Historically, democracy hasn't been good to minorities and the poor. If you rely on a voting populace to get over it's petty racisms and discriminations you have a long wait coming. Legislation seldom steps in to protect those unprotected by economic and prejudicial forces in society. So the courts are often left to step in for equal justice. Look at women's reproductive rights. Look at civil rights. Democracy has a shitty history of catching up with social injustice. Our current health care system is a great social injustice.

But I digress. The truth is that rationing exists in our current system. And rationing will exist in any future system. The current medical culture has refused to face issues of death with anything other than extreme medical procedures. Chalk it up to a profession founded to save life, to poor end of life care training, to a tradition of not accepting the limits of its own powers.

And patients, who are raised on the authority of the medical profession have followed suit, accepting that death must occur in hospitals, that all options have been exhausted.

Add to that our human denial of death, our reticence to discuss end of life issues and you have a paternalistic medical system bullying patients into extreme treatments in the midst of their fears and egged on by a money-hungry industry all too willing to make a buck on grandma's death bed.

(I won't even get into religious conviction that suffering is redemptive and that government (or the state), God, doctors, and patients all make a claim for jurisdiction over suffering. I just finished another article on suffering that has not yet been posted.

Rationing will never go away. Nor should it! We are overtested, overmedicated, overtreated - and still the 37th healthiest country on the planet despite our expenditure of 1 in 6 dollars on health care. Mammograms do little to increase the survival rate of breast cancer patients. The examples of gratuitous, ineffective medical care are endless.

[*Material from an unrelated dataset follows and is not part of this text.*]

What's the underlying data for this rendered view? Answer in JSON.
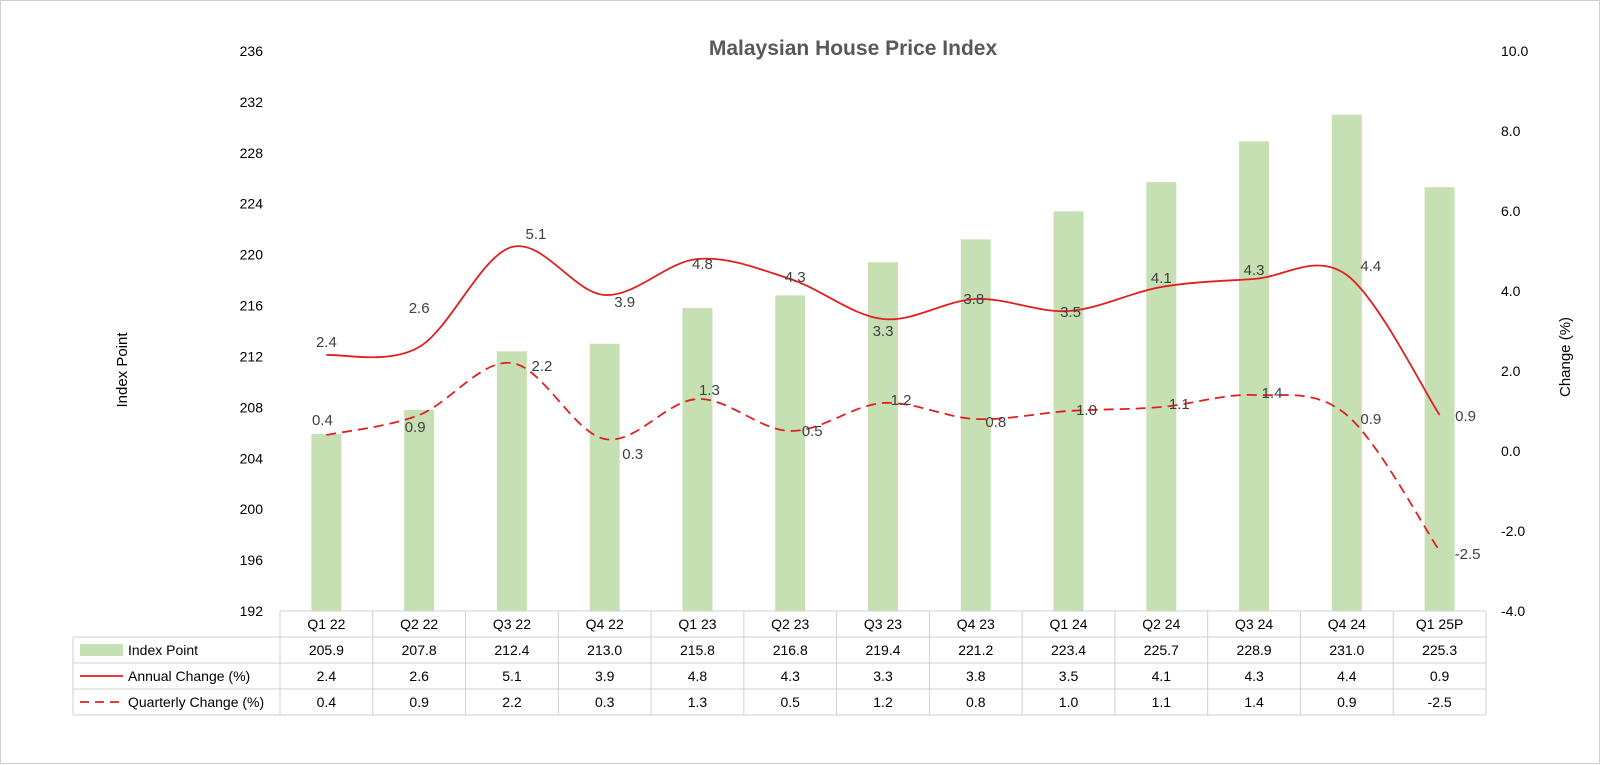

If a new drug costs $40,000 a month and only guarantees a patient one month more than a placebo, why should we cough up the money to prolong that patient's suffering and death and not better counsel the patient on what is to come?

We're not necessarily wired to accept death, but when it comes, no amount of medical treatment will cure it. And we would be juvenile to not recognize the resources freed up by noting this fact.

As to the horrible, deadly government bureacracy Palin says will decide who lives and dies? I would rather it be the government, subject to regulation, privvy to the latest science, invested in the health of it's constituents, willing and able to protect the poor and minority, than some corporate entity that gives two licks for it's clients: their wallets and their monopolization. Oh, and maybe their fear.